— Тетя, поди сюда, пожалуйста, — послышалось снова.

— Сейчас, душа моя, сейчас… — Капитолина Марковна схватила Литвинова за руку. — Я вижу, вы сердитесь, Григорий Михайлыч… («Я?! я сержусь?!» хотелось ему воскликнуть, но язык его онемел.) Я не хочу сердить вас — о господи! до того ли мне! — я, напротив, просить вас хочу: одумайтесь, пока есть время, не губите ее, не губите собственного счастия, она еще поверит вам, Гриша, она поверит тебе, ничего еще не пропало; ведь она тебя любит так, как никто, никогда не полюбит тебя! Брось этот ненавистный Баден-Баден, уедем вместе, выйдь только из-под этого волшебства, а главное: пожалей, пожалей.

— Да тетя, — промолвила Татьяна с оттенком нетерпения в голосе.

Но Капитолина Марковна не слушала ее.

— Скажи только «да!» — твердила она Литвинову, — а уж я все улажу… Ну хоть головой мне кивни! головкой-то хоть разочек, вот так!

Литвинов охотно, кажется, умер бы в эту минуту; но слова «да!» он не произнес; и головой он не кивнул.

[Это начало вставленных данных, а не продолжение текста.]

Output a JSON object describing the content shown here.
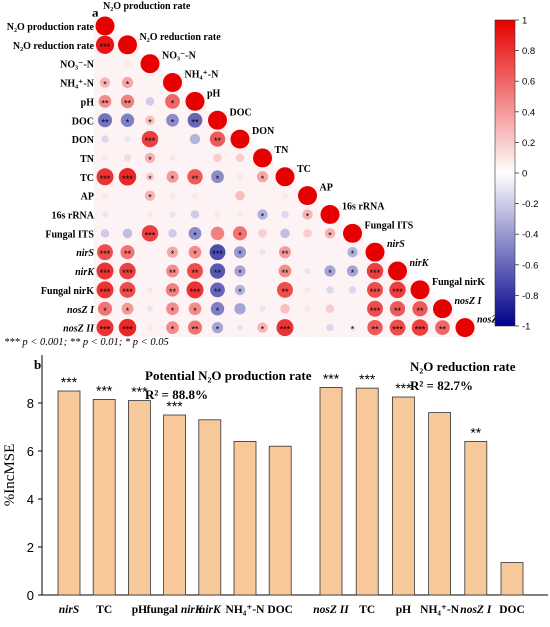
{
  "panel_a": {
    "letter": "a",
    "variables": [
      "N₂O production rate",
      "N₂O reduction rate",
      "NO₃⁻-N",
      "NH₄⁺-N",
      "pH",
      "DOC",
      "DON",
      "TN",
      "TC",
      "AP",
      "16s rRNA",
      "Fungal ITS",
      "nirS",
      "nirK",
      "Fungal nirK",
      "nosZ I",
      "nosZ II"
    ],
    "italic_variables": [
      "nirS",
      "nirK",
      "nosZ I",
      "nosZ II"
    ],
    "colorbar": {
      "ticks": [
        "1",
        "0.8",
        "0.6",
        "0.4",
        "0.2",
        "0",
        "-0.2",
        "-0.4",
        "-0.6",
        "-0.8",
        "-1"
      ],
      "range": [
        -1,
        1
      ],
      "positive_color": "#e60000",
      "negative_color": "#00008b",
      "neutral_color": "#ffffff"
    },
    "significance_legend": "*** p < 0.001; ** p < 0.01; * p < 0.05"
  },
  "chart_data": [
    {
      "type": "heatmap",
      "layout": "lower-triangle-circle",
      "variables": [
        "N2O production rate",
        "N2O reduction rate",
        "NO3--N",
        "NH4+-N",
        "pH",
        "DOC",
        "DON",
        "TN",
        "TC",
        "AP",
        "16s rRNA",
        "Fungal ITS",
        "nirS",
        "nirK",
        "Fungal nirK",
        "nosZ I",
        "nosZ II"
      ],
      "value_range": [
        -1,
        1
      ],
      "rows": [
        [
          1.0
        ],
        [
          0.92,
          1.0
        ],
        [
          0.05,
          0.1,
          1.0
        ],
        [
          0.3,
          0.35,
          0.05,
          1.0
        ],
        [
          0.45,
          0.5,
          -0.2,
          0.6,
          1.0
        ],
        [
          -0.55,
          -0.5,
          0.25,
          -0.45,
          -0.6,
          1.0
        ],
        [
          -0.15,
          -0.1,
          0.75,
          0.05,
          -0.3,
          0.65,
          1.0
        ],
        [
          0.1,
          0.15,
          0.3,
          0.1,
          0.05,
          0.2,
          0.2,
          1.0
        ],
        [
          0.8,
          0.85,
          0.2,
          0.4,
          0.65,
          -0.45,
          0.1,
          0.35,
          1.0
        ],
        [
          0.1,
          0.05,
          0.3,
          0.1,
          0.1,
          -0.05,
          0.25,
          0.05,
          0.1,
          1.0
        ],
        [
          -0.1,
          -0.05,
          0.1,
          -0.1,
          -0.2,
          0.1,
          0.1,
          -0.3,
          -0.15,
          0.3,
          1.0
        ],
        [
          -0.2,
          -0.25,
          0.75,
          -0.2,
          -0.45,
          0.5,
          0.55,
          0.2,
          -0.25,
          0.2,
          0.3,
          1.0
        ],
        [
          0.7,
          0.55,
          0.05,
          0.35,
          0.45,
          -0.7,
          -0.4,
          -0.1,
          0.4,
          -0.05,
          -0.05,
          -0.3,
          1.0
        ],
        [
          0.8,
          0.75,
          0.05,
          0.45,
          0.7,
          -0.65,
          -0.35,
          -0.05,
          0.45,
          -0.1,
          -0.35,
          -0.35,
          0.75,
          1.0
        ],
        [
          0.8,
          0.7,
          0.1,
          0.5,
          0.8,
          -0.6,
          -0.3,
          0.05,
          0.7,
          0.1,
          -0.15,
          -0.15,
          0.7,
          0.75,
          1.0
        ],
        [
          0.55,
          0.4,
          -0.1,
          0.45,
          0.45,
          -0.5,
          -0.35,
          -0.1,
          0.25,
          0.1,
          0.2,
          0.05,
          0.7,
          0.65,
          0.65,
          1.0
        ],
        [
          0.8,
          0.85,
          0.1,
          0.45,
          0.55,
          -0.35,
          -0.1,
          0.3,
          0.8,
          0.05,
          -0.15,
          -0.1,
          0.65,
          0.7,
          0.75,
          0.6,
          1.0
        ]
      ],
      "significance": [
        [
          ""
        ],
        [
          "***",
          ""
        ],
        [
          "",
          "",
          ""
        ],
        [
          "*",
          "*",
          "",
          ""
        ],
        [
          "**",
          "**",
          "",
          "*",
          ""
        ],
        [
          "**",
          "*",
          "*",
          "*",
          "**",
          ""
        ],
        [
          "",
          "",
          "***",
          "",
          "",
          "**",
          ""
        ],
        [
          "",
          "",
          "*",
          "",
          "",
          "",
          "",
          ""
        ],
        [
          "***",
          "***",
          "*",
          "*",
          "**",
          "*",
          "",
          "*",
          ""
        ],
        [
          "",
          "",
          "*",
          "",
          "",
          "",
          "",
          "",
          "",
          ""
        ],
        [
          "",
          "",
          "",
          "",
          "",
          "",
          "",
          "*",
          "",
          "*",
          ""
        ],
        [
          "",
          "",
          "***",
          "",
          "*",
          "",
          "*",
          "",
          "",
          "",
          "*",
          ""
        ],
        [
          "***",
          "**",
          "",
          "*",
          "*",
          "***",
          "*",
          "",
          "**",
          "",
          "",
          "*",
          ""
        ],
        [
          "***",
          "***",
          "",
          "**",
          "**",
          "**",
          "*",
          "",
          "**",
          "",
          "*",
          "*",
          "***",
          ""
        ],
        [
          "***",
          "***",
          "",
          "**",
          "***",
          "**",
          "*",
          "",
          "**",
          "",
          "",
          "",
          "***",
          "***",
          ""
        ],
        [
          "*",
          "*",
          "",
          "*",
          "*",
          "*",
          "",
          "",
          "",
          "",
          "",
          "",
          "***",
          "**",
          "**",
          ""
        ],
        [
          "***",
          "***",
          "",
          "*",
          "**",
          "*",
          "",
          "*",
          "***",
          "",
          "",
          "*",
          "**",
          "***",
          "***",
          "**",
          ""
        ]
      ]
    },
    {
      "type": "bar",
      "title": "Potential N₂O production rate",
      "r2": "R² = 88.8%",
      "categories": [
        "nirS",
        "TC",
        "pH",
        "fungal nirK",
        "nirK",
        "NH₄⁺-N",
        "DOC"
      ],
      "values": [
        8.5,
        8.15,
        8.1,
        7.5,
        7.3,
        6.4,
        6.2
      ],
      "significance": [
        "***",
        "***",
        "***",
        "***",
        "",
        "",
        ""
      ],
      "ylabel": "%IncMSE",
      "ylim": [
        0,
        10
      ],
      "yticks": [
        "0",
        "2",
        "4",
        "6",
        "8"
      ]
    },
    {
      "type": "bar",
      "title": "N₂O reduction rate",
      "r2": "R² = 82.7%",
      "categories": [
        "nosZ II",
        "TC",
        "pH",
        "NH₄⁺-N",
        "nosZ I",
        "DOC"
      ],
      "values": [
        8.65,
        8.62,
        8.25,
        7.6,
        6.4,
        1.35
      ],
      "significance": [
        "***",
        "***",
        "***",
        "",
        "**",
        ""
      ],
      "ylim": [
        0,
        10
      ]
    }
  ],
  "panel_b": {
    "letter": "b",
    "bar_color": "#f7c899",
    "bar_edge": "#333333"
  }
}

С письмом в руке появилась Татьяна. Капитолина Марковна тотчас отскочила от Литвинова и, отвернув лицо в сторону, низко нагнулась над столом, как бы рассматривая лежавшие на нем счеты и бумаги.

Татьяна приблизилась к Литвинову.

— Вот, — сказала она, — то письмо, о котором я вам говорила… Вы сейчас пойдете на почту, не правда ли?

Литвинов поднял глаза… Перед ним действительно стоял его судья. Татьяна показалась ему выше, стройнее; просиявшее небывалою красотой лицо величаво окаменело, как у статуи; грудь не поднималась, и платье, одноцветное и тесное, как хитон, падало прямыми, длинными складками мраморных тканей к ее ногам, которые оно закрывало. Татьяна глядела прямо перед собой, не на одного только Литвинова, и взгляд ее, ровный и холодный, был также взглядом статуи. Он прочел в нем свой приговор; наклонился, взял письмо из неподвижно протянутой к нему руки и удалился молча.